Licencja
The Role of Diplomatic Gifts in Embassy Missions Organized During the Reign of Shah Abbas I Safavi
Abstrakt (EN)
The article examines the gifts of diplomatic missions sent by the Safavids at the turn of the 16th and 17th centuries. Among them: the embassy of Shah Abbas, sent to Istanbul on the eve of the signing of the peace treaty of 1590 based on the chronicles of the Ottoman chronicler Ibrahim Rahmizadeh; an embassy organized to the Venetian Republic in 1603 based on materials from La Repubblica di Venezia e la Persia per Guglielmo Berchet; the embassy sent by Shah Abbas I almost simultaneously to the court of the Great Mughals based on the materials of the chronicle of Iskandar beg Turkoman Munshi Tarix-i Aləm-ara-yi Abbasi. Examining these gifts it becomes clear that these objects can also tell about the high level of art of particular people, about the demand for certain goods in certain regions, as well as about the nature and goals of a particular diplomatic mission.
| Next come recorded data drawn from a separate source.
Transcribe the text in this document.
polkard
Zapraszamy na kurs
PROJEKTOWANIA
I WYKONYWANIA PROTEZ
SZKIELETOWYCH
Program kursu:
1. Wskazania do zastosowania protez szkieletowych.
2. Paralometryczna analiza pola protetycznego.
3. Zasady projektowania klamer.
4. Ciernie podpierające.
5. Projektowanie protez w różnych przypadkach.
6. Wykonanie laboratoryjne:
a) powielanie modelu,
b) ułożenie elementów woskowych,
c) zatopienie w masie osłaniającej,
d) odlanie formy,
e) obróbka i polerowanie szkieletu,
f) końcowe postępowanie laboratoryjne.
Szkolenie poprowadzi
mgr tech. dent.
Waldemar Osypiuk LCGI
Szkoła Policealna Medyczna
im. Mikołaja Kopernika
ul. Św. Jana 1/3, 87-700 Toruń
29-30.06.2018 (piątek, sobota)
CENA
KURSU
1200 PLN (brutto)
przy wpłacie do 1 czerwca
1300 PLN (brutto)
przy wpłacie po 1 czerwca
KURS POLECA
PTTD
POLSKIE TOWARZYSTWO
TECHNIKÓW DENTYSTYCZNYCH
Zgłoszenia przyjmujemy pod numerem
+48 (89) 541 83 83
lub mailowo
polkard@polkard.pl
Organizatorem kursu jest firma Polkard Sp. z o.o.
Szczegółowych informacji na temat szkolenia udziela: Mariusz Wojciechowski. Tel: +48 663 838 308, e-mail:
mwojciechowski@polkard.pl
Indeed, in the Middle Ages, especially during the aggravation of relations between the Ottoman Empire and the Safavids or with Europe, the Safavid shahs were afraid to convey full information in an open letter. Therefore, more often than not, even the information preserved in diplomatic letters was transmitted in a rather vague form. In this regard, gifts were one of the important elements of the ambassadorial missions. Some of them were sometimes symbolic and, thus, carrying important information. The article also allotted a place to the ambassadors of the Safavid Shah, who headed these missions: Muhammad Khan Tukhmaq, Fethi beg, Yadegar beg.